Rhino, Network Surface and Sweep commands are bad for surfacing

“That’s a hard pass dog”. Watching this video made me realize that some of surfacing I was doing was causing me issues. Network Srf and sweep surfacing generated too many points. This issue caused too many issues when trying to match curve and also creates bumps and seamlines showing up. Bandaid the fix using the dirty joinedge command that corrupts surfaces. Solution, Use “EdgeSrf” and “Loft” commands instead. I can use the same curve structure that I found, just need different surfacing tools. This will help me keep my surfaces smoother and water tight. Way cleaner using EdgeSrf” below. Curves in Surfaces out!

neck rebuild

Further inspection I noticed small division lines on neck profile surface that needs a rebuild.

When I set up first neck profile, the match curve extended past the outline, creating this miniature hump in the zebra analysis. I noticed the profile was bulging out past outline and my top surface of neck was not on original guideline. Which is fine, I ran so many commands that it was inevitable that somethings would move. It’s bad design when you have to use the dirty “JoinEdge” command when closing naked edges.

Shouldn’t take too long, since I know exactly what to do and not experimenting on how to design it rhino. Good practice anyways. Since I moved the neck up for zero tilt, I have to relocate the original fret2find outlines. using the “What” command I can find how much I moved it off z, which was exactly .204″. Used “Setpt” command to set z of outlines again.

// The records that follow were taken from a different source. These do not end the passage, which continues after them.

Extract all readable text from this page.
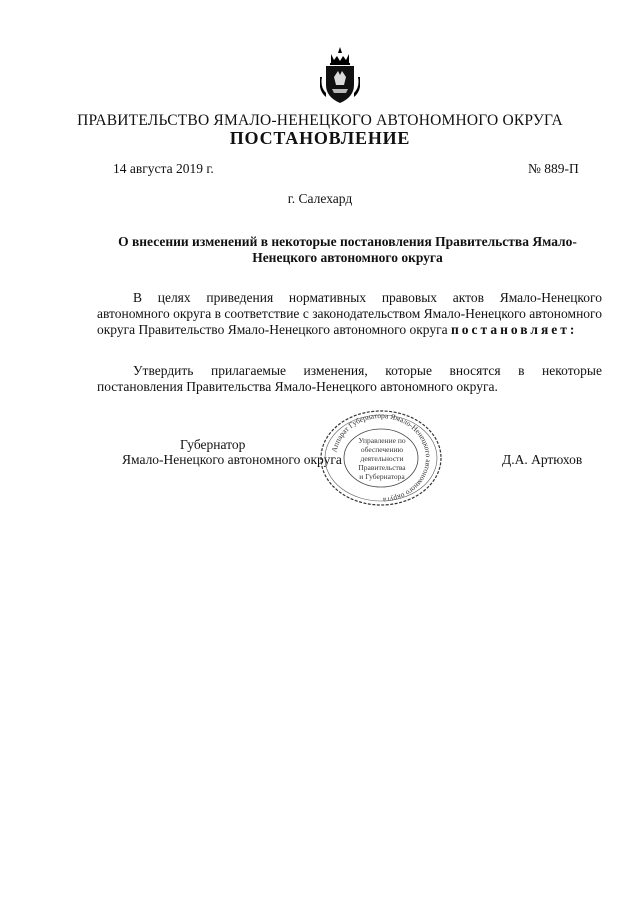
ПРАВИТЕЛЬСТВО ЯМАЛО-НЕНЕЦКОГО АВТОНОМНОГО ОКРУГА
ПОСТАНОВЛЕНИЕ
14 августа 2019 г.	№ 889-П
г. Салехард
О внесении изменений в некоторые постановления Правительства Ямало-Ненецкого автономного округа
В целях приведения нормативных правовых актов Ямало-Ненецкого автономного округа в соответствие с законодательством Ямало-Ненецкого автономного округа Правительство Ямало-Ненецкого автономного округа постановляет:
Утвердить прилагаемые изменения, которые вносятся в некоторые постановления Правительства Ямало-Ненецкого автономного округа.
Губернатор
Ямало-Ненецкого автономного округа	Д.А. Артюхов
Аппарат Губернатора Ямало-Ненецкого автономного округа
Управление по
обеспечению
деятельности
Правительства
и Губернатора
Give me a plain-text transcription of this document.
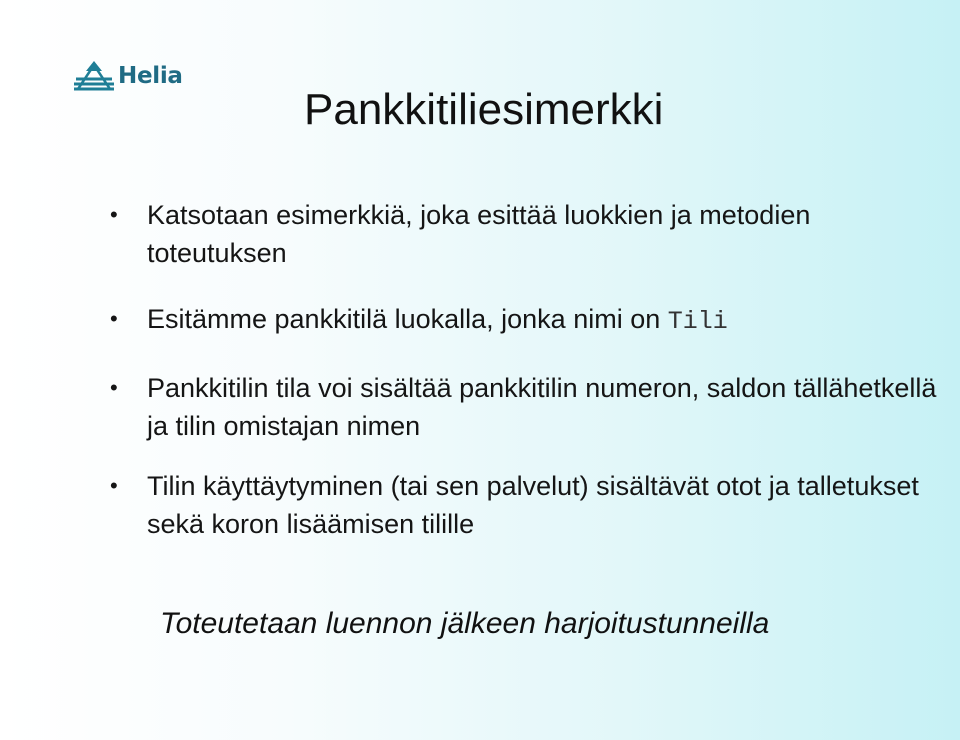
Helia
Pankkitiliesimerkki
• Katsotaan esimerkkiä, joka esittää luokkien ja metodien toteutuksen
• Esitämme pankkitilä luokalla, jonka nimi on Tili
• Pankkitilin tila voi sisältää pankkitilin numeron, saldon tällähetkellä ja tilin omistajan nimen
• Tilin käyttäytyminen (tai sen palvelut) sisältävät otot ja talletukset sekä koron lisäämisen tilille

Toteutetaan luennon jälkeen harjoitustunneilla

Also setting the nut properly. I used the “Extend” command to extend outlines. I created the two nut lines to 4mm thickness with osnap set to near. I eyeballed it last time. Should be tighter this time. I think I may choose to move that first neck profile back maybe a quarter inch to give the network surface more smoothness. Another idea might be angling the neck profile, may be trickier, prolly set cplane to 14 mm box guide. Have to be super precise with the Nut, everything follows it. Highline guitars was right, a fucked up nut, fucks everything up. More important than the neck joint or finishing.

G1 G2 Neck continuity, clean surfaced neck Rhino3d

Finally happy with the neck surfacing, Redid everything from scratch again. Try to list what I did. I feel I will forget this unless I keep practicing to make better

Four main parts to Modelling the neck
1. Heel
2. Neck profile
3. Volute section
4. Headstock

1. Heel section (dark blue curves)
Did the Highline Guitars method but instead of patching it I ran Network surface. 2 curves at base and of heel and end of neck profile and 6 guide curves, drawn carefully, tweaked curves manually. Try to keep curves straight in top view. 2 rail sweep could work also. Sometimes one works better than the other.

2. Neck profile (light blue curves)

  • Set up 2 main profile curves- He used the mirror technique, but since this is asymmetrical neck, couldn’t use that exact method.
  • I created a guide box in top view 14mm in height and 14.5mm for bottom profile.
  • Drew out a 3 degree curve for each half of profile, then match curved it to G2 specs.
  • Ran the first network surface. with 2 profile curves and 3 straight rails down the neck.
  • Created more guide curves, instead of dividing and sectioning and redrawing manually like Helix, I used the Extract Isocurve command, changed direction to generate the guide curves, way easier this way.
  • Deleted surface.
  • Created 2 more guide curves by the volute, I copied my first 14mm neck profile curves, manually snapping each curve, using gumball relocate and creating a points to snap to center line where the volute starts. Used rotate and scaled manually to snap to points.
  • Rerun Network surface with curves. Surface should go from top of the guitar nut to the heel.

3. Volute Section- (red curves)

  • Set up guide curves by creating points along curve that the truss rod comes out of. Also setup points on bottom of Volute along the isocurves.
  • Draw one curve for each section from the truss rod curve and bottom of volute. Do this for each side and then connect the curves with blendsrf, I think I used the tangent setting for this. Didn’t edit the blendsrf points. But I did have to adjust the first two guide curves manaully. Create straight line then used the “Change degree” command to 3 and adjust the curve points manually in top view.
  • Joined the curves together, think blendcrv can do this automatically.
  • Ran network surface- When picking edges, select surface edge for the first curve, this will allow you to tweak that first curve with the curvature setting.
  • Split or trim off with the extruded bottom of volute or whatever planar surface you want to use.

4. Headstock

Just extruded from original drawing- Elliots method. Or use Guides to create thickness and the dup edges or create edges manually nothing too hard here.